Ora abbiamo potuto provare la nuova Pike sui nostri sentieri, dove sappiamo come si comportano i prodotti della concorrenza. Questo è il risultato del nostro test. Prima di iniziare, però, vi rimandiamo a questo articolo per la spiegazione tecnica di come funziona la Pike.
– Escursione da 140, 150 o 160mm.
– Disponibile per 26, 27.5 e 29 pollici in tutte e tre le escursioni.
– Versione Solo Air (corsa fissa) o Dual Position Air (con possibilità di accorciare la corsa di 30mm).
– Perno passante disponibile solo da 15mm.

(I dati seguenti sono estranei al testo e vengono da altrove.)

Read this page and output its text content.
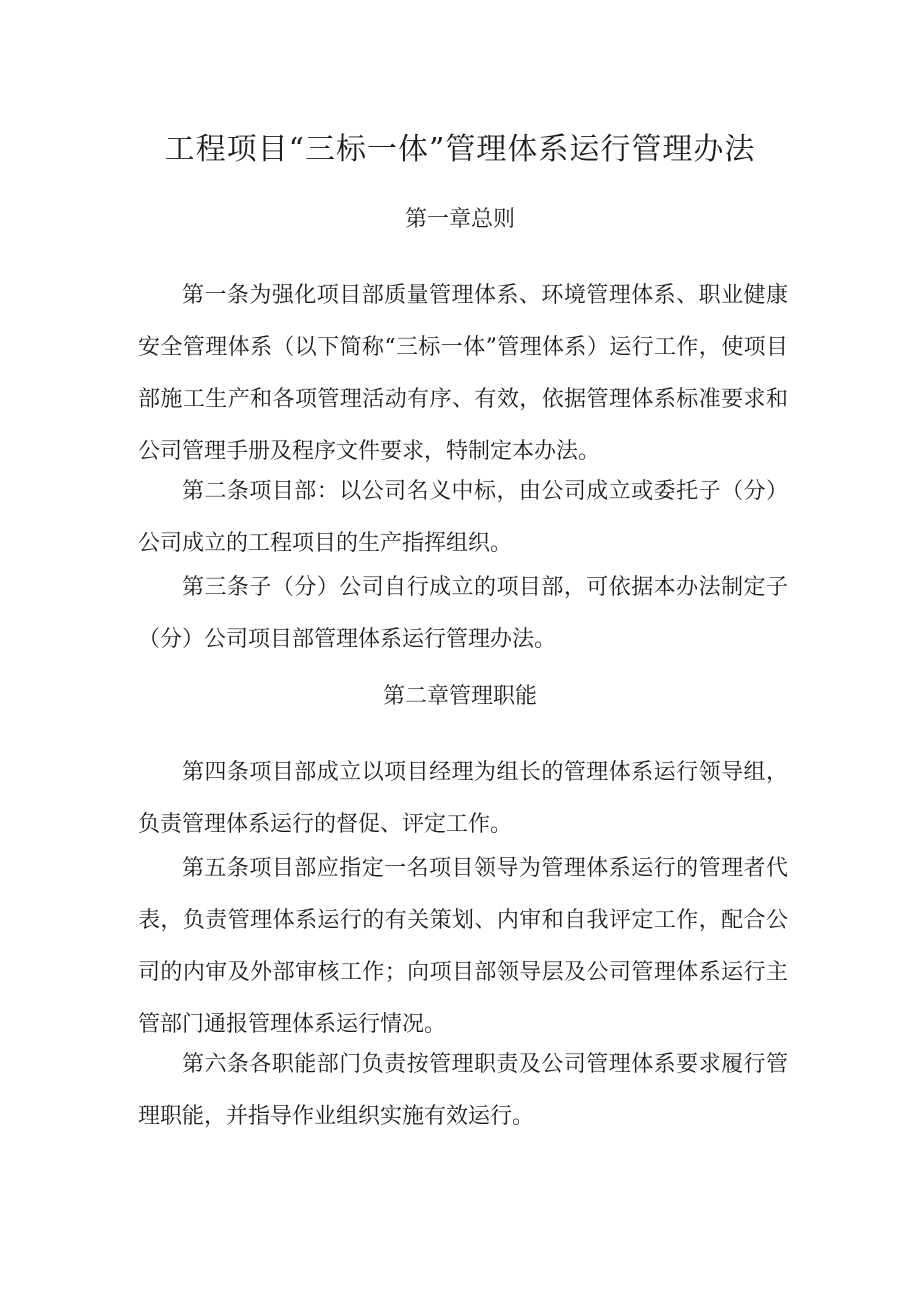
工程项目“三标一体”管理体系运行管理办法
第一章总则

第一条为强化项目部质量管理体系、环境管理体系、职业健康安全管理体系（以下简称“三标一体”管理体系）运行工作，使项目部施工生产和各项管理活动有序、有效，依据管理体系标准要求和公司管理手册及程序文件要求，特制定本办法。

第二条项目部：以公司名义中标，由公司成立或委托子（分）公司成立的工程项目的生产指挥组织。

第三条子（分）公司自行成立的项目部，可依据本办法制定子（分）公司项目部管理体系运行管理办法。

第二章管理职能

第四条项目部成立以项目经理为组长的管理体系运行领导组，负责管理体系运行的督促、评定工作。

第五条项目部应指定一名项目领导为管理体系运行的管理者代表，负责管理体系运行的有关策划、内审和自我评定工作，配合公司的内审及外部审核工作；向项目部领导层及公司管理体系运行主管部门通报管理体系运行情况。

第六条各职能部门负责按管理职责及公司管理体系要求履行管理职能，并指导作业组织实施有效运行。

– Cannotto disponibile solo in versione conica.
– Steli da 35mm.
– 2 cartucce disponibili: RCT3 con 3 posizioni della compressione (aperta, pedalata e chiusa) e fine tuning della compressione alle basse velocità (questa attiva solo in posizione aperta del pomello della compressione) e RC, con fine tuning della compressione alle basse velocità e basta.
– Steli disponibili solo in nero anodizzato.
– Versione da 140mm per 29 pollici disponibile unicamente con Solo Air, quindi non abbassabile.
– Peso: 1838 grammi (versione più leggera, la 140mm da 26 pollici).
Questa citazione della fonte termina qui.